The archaic system of two-week or three-week dealing periods, followed by a single settlement day, will go. Instead, there will be a rolling settlement system, with trades due for settlement after 10 working days.

That is easy enough to understand. You can see that it makes sense for stockbrokers, who can spread their workload so that every day becomes a settlement day.

But there is much more to the change. Ten-day settlement is not the end of the run. The plan is to squeeze the interval down to five days next year and then to three.

The old ways of doing business by sending cheques or share certificates through the post can survive a 10-day timetable. So some brokers will continue to do things as they always have done.

But they should be treating the 10-day rolling settlement system - T+10 in the jargon - as a dress rehearsal for a new way.

This will mean investors allowing their brokers to hold their certificates. They will not just physically hold the paper - they will register the certificates in a nominee name under their control.

This is probably already familiar to many investors who give their brokers or advisers discretionary management of their portfolios. But it will have to become the norm.

Crest, the paperless trading system, will reinforce the change and make the notion of ''holding' shares that only exist on computer seem even more remote. On the other side, it will be impossible to pay for shares in the old way. Either the money will have to be sitting in an account to which the broker has access, or trades will have to rely on existing shares as security.

Ordinary credit cards cannot be used for Stock Exchange dealing, but Switch and Delta debit cards can be used, and this seems the cleanest option.

But brokers will want to encourage their clients to deal, so they may be willing to offer competitive savings rates that make an attractive parking place for cash.

Brutally, private investors do not have much say in this transformation, which is geared to the smoother working of the market for the institutions. Let's hope that the change engenders a wave of competition and that investors are not hemmed in too tightly.

THE HOUSE market is still dismally flat. Sellers despair of any interest and buyers cannot find the bargains they expect.

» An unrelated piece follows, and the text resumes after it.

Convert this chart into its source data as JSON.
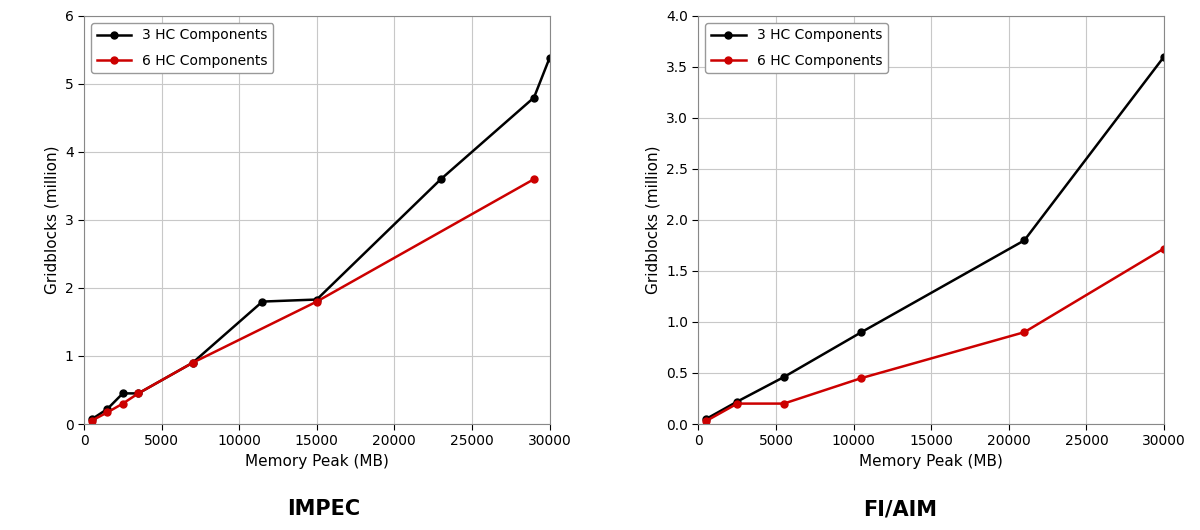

One estate agent, Glentree Estates, has a refreshing attitude. It has some charming cottages in Hampstead Garden Suburb to sell. It claims to be marketing these properties at 5 to 10 per cent below a realistic price. This generates a flurry of offers.

The potential buyers are then asked to put in their best offer by a certain date, and, says the estate agent, this competitive atmosphere results in a price even above the one they first thought of.

In one instance, a three-bedroom cottage was marketed at 'offers in the region of pounds 115,000'. The final price was pounds 121,516. Those extra odd pounds are the sign of a buyer who is really keen to purchase and doesn't want to be thwarted by someone with a round-numbers mentality.

It takes at least two buyers to create a bidding flurry. These tactics will not work when sellers are not prepared, or are unable, to accept a reasonable price because of negative equity. They also will not succeed where the property is defective or unattractive.

But the come-on of what seems like a cheap deal is just the right way to tempt buyers. Once tempted over the doorstep, they will stretch to get the home they really want.

LONDON TRANSPORT has its Baker Street office for lost property. The Post Office has Belfast for stray letters. But British Rail, it seems, has every station in the land as a potential depot for items lost by travellers.

It's maddening. As someone who has managed to lose two treasured but nearly valueless things on trains this week, I can't believe there isn't a way of manning offices or telephones to provide a speedy tracking service for lost objects - perhaps a premium phone line so those who want to hunt for their lost belongings would pay for the service.